CALGARY, ALBERTA, CANADA — Describing rival Canadian National’s (CN) unsolicited bid to purchase US railroad Kansas City Southern (KCS) as “not a real deal,” Keith Creel, chief executive officer of Canadian Pacific Railway (CP), said CP will not raise its initial bid for KCS.

CN on April 20 offered to buy KCS in a $33.7 billion deal that was significantly higher than CP’s $25 billion bid earlier this month.

In a first-quarter earnings conference call with industry analysts on April 21, Creel said CN’s offer was “illusory and inferior because it creates adverse competitive impacts and raises other serious public interest concerns. CN’s proposal increases regulatory and anti-trust risk for KCS shareholders and decreases benefits for customers, employees and other stakeholders.”

Creel said a CP-KCS merger would be the only possible Class 1 rail carrier combination that would answer the Surface Transportation Board’s “public interest test.”

“The only, not one of many, the only,” Creel said. “Why do we say that? Why is that true? Why is that undeniable? Well, No. 1, let’s start with the truth. No. 2, it’s just pro-competitive. Multiple fronts, new routes, new markets, new competition introduced. Customers get reached today with this combination, when approved and we believe it will be, that quite frankly without it is impossible.”

Creel, who earlier in his career was chief operating officer at CN, emphasized that CP has no intention of getting into a bidding war with its rival.

“I just frankly don’t believe that the right value proposition for our shareholders is to put our balance sheet at risk, to use all of our capacity in our power to take our ability to respond with shocks to the market,” he said.

Earlier this week, Robert Pace, chairman of the board of directors at CN, said CN’s bid for KCS “offers superior financial value over the immediate and long term, a more complementary strategic fit, greater choice and efficiencies for customers and enhanced benefits for employees and local communities. We look forward to engaging constructively with KCS’ board and all relevant stakeholders to deliver this superior transaction.”

The KCS board of directors said it will evaluate CN’s proposal in accordance with the terms of its merger agreement with CP and will respond in due course. 

CP, whose southbound tracks stop at Kansas City, has little overlap with KCS, giving its bid a potentially smoother path through the STB than the offer from larger CN, whose network extends to the Gulf of Mexico.
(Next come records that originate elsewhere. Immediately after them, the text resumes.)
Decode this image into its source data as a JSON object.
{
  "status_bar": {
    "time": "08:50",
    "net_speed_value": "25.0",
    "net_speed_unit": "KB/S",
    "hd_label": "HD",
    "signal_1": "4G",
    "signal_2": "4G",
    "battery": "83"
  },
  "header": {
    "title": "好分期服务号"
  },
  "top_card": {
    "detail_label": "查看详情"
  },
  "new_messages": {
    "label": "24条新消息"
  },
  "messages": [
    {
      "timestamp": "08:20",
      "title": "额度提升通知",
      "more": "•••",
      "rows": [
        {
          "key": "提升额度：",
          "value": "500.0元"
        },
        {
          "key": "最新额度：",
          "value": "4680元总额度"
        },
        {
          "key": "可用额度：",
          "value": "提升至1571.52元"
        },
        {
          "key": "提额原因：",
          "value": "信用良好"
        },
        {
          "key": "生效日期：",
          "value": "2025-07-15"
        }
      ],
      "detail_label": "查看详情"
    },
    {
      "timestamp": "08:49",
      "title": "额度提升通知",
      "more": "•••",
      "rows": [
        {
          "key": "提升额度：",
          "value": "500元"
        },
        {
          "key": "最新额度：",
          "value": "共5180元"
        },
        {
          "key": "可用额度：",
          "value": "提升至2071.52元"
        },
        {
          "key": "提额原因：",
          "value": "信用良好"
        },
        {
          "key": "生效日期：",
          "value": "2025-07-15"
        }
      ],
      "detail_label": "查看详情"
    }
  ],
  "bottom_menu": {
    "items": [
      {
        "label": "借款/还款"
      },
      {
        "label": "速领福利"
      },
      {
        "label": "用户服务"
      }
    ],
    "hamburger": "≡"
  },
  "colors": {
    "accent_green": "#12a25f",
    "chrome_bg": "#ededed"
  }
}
During the conference call, CP also unveiled its first-quarter financial results. The company posted a 47% increase in first-quarter profit, boosted by a strong performance in its automotive and Canadian grain segments.

Grain volumes were up 19% on the quarter, with revenues up 9%.

“Every month this quarter in Q1 was a record in Canadian grain for us, marking it as six straight record quarters,” said John Kenneth Brooks, executive vice president and chief marketing officer at CP. “I’m incredibly proud of our operating team across the entire network and our partners in the grain supply chain that helped us execute and deliver this exceptional performance.”

CP’s revenue declined 3.9% while net income rose to C$602 million, or C$4.50 per share, in the first quarter ended March 31, compared with C$409 million, or C$2.98 per share, in the first quarter of 2020.

The company’s operating ratio, a measure of operating expenses as a percentage of revenue, rose to 60.2% from 59.2% a year earlier. A lower operating ratio signals improved profitability.

“We finished the quarter extremely strong and have brought a lot of momentum into Q2,” said Nadeem Velani, executive vice president and chief financial officer of CP. “The demand environment is set up well.”